November 18, 2005
Colloquium Speaker: Carey M. Lisse
Dr. Carey M. Lisse is a Senior Research Scientist at APL and the University of Maryland. He is a member of the Science Team for the Deep Impact Discovery Mission. Previously he spent 1985-1995 as an Astrophysicist at NASA/Goddard Spaceflight Center, 1995-1997 as a Research Associate and 1997-1999 as an Associate Research Scientist at the University of Maryland. During 1990-2001, he was a Hubble Space Telescope Instrument Scientist at the Space Telescope Science Institute (STScI). He was a member of the NASA/IRTF D/Shoemaker-Levy 9 Observing Team, 1994; the NASA/IRTF C/Hyakutake Science Team, 1996; and the Constellation-X Facility Science Team, 1998-present. Dr. Lisse received a STScI Science Merit Award in 2000 and a Space Foundation Space Achievement Award from STScI in 2001. Asteroid 12226 Caseylisse was named in his honor in 2001. Dr. Lisse holds a B.A. in Chemistry from Princeton University, an M.S. in Chemistry from the University of California at Berkeley, and an M.S. and Ph.D. in Physics from the University of Maryland.

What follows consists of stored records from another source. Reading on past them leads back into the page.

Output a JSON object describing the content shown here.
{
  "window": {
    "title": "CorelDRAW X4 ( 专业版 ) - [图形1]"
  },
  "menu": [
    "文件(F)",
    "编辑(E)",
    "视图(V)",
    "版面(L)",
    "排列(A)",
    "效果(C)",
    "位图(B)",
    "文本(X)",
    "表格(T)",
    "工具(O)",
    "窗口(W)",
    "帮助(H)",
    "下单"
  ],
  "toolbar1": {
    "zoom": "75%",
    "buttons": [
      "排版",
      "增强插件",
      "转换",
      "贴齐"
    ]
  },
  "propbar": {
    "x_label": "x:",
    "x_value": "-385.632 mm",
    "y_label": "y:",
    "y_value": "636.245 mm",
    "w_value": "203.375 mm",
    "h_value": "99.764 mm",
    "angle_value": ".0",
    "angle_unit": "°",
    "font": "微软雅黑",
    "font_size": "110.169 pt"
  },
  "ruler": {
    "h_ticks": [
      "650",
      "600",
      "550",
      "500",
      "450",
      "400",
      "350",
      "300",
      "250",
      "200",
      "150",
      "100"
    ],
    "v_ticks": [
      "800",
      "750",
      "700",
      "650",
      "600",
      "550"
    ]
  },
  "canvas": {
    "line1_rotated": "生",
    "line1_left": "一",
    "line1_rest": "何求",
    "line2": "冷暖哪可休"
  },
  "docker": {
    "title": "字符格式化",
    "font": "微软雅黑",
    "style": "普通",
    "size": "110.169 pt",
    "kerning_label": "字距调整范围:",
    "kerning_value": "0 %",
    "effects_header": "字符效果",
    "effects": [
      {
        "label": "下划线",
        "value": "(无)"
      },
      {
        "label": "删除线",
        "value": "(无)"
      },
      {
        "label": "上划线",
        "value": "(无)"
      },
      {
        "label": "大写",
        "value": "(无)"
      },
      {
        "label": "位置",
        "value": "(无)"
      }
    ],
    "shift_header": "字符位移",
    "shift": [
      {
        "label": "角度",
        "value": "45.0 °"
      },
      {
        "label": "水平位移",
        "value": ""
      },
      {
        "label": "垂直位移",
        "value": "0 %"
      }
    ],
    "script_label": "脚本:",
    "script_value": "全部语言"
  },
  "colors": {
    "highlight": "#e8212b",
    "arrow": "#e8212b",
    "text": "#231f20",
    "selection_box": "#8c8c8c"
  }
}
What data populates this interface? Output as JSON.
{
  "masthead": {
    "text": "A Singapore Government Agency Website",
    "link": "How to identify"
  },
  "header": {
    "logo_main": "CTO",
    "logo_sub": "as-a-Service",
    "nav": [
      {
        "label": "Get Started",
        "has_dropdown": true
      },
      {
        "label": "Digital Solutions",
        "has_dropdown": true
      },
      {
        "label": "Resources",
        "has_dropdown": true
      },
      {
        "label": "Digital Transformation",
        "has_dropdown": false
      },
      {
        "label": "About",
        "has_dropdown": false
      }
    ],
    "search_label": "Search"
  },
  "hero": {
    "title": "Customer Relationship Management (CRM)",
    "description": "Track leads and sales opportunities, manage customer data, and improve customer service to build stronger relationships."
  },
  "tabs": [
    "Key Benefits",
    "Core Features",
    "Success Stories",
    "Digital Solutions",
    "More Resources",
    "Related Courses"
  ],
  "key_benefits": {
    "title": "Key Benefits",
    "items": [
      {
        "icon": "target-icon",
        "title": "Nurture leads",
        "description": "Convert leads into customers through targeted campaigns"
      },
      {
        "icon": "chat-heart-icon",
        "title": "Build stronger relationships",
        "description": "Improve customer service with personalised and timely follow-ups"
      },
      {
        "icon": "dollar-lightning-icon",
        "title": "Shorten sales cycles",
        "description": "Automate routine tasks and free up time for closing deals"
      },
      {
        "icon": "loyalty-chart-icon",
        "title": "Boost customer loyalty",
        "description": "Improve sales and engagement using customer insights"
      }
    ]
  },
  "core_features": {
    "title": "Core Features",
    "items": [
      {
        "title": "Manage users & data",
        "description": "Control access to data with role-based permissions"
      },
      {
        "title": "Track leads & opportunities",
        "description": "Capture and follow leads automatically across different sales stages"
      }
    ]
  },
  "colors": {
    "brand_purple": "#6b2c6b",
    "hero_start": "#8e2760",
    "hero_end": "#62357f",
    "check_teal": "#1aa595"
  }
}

His current research interests include small bodies, planetisimals, and dust in solar systems. His work involves the measurement of the physical properties of cometary nuclei using radio, IR, and optical observations, the measurement of the composition, particle size distribution, and emission history of cometary dust using dynamical modeling and optical/IR imaging photometry. In addition, Dr. Lisse is engaged in the study of the thermal behavior of asteroids and the interplanetary dust cloud, a phenomenological study of the comet-asteroid transition and fragmenting comets, the study of X-ray emission from comets, and the search for evidence of cometary gas and dust in exo-solar systems.
Until July 2005, the best understanding we had of a comet's nucleus was found by studying the material emitted from the surface into the comet's extended, gravitationally unbound atmosphere (i.e., the coma). This understanding of the solar system's most primitive bodies, however, assumed that the information obtained from the coma can be extrapolated back to the surface and sub-surface regions of the nucleus. There is now increasing evidence that comets evolve from their initial state due to the effects of solar insolation until their surfaces become devolatilized. In time, the depleted crust may become thick enough to stop activity altogether, making the comets appear as dormant "asteroids", hiding the pristine solar system material deep inside their interiors. For the first time, this scenario was tested on July 4, 2005 as NASA's discovery mission Deep Impact sent a 375 kg impactor into the nucleus of comet 9P/Tempel 1 at 10.2 km/s relative velocity in order to deliver 19 GJoules of energy and create a crater revealing sub-surface material of the nucleus. Despite obscuration of the crater by the initially thick cloud of dust, the Deep Impact flyby spacecraft obtained imagery and spectroscopy that showed the comet to be a porous, fragile, and dusty body with complex geology, containing the simple compounds and minerals involved in the formation of the solar system. Interestingly, although approximately 107 kg of material was released by the impact, there was no obvious long term change in the comet's behaviour. In this talk, I will report on some of the most exciting preliminary highlights from the Deep Impact mission, and include some observations taken from remote ground and space-based telescopes taken during the encounter (over 80 telescopes and 250 astronomers worldwide watched the event).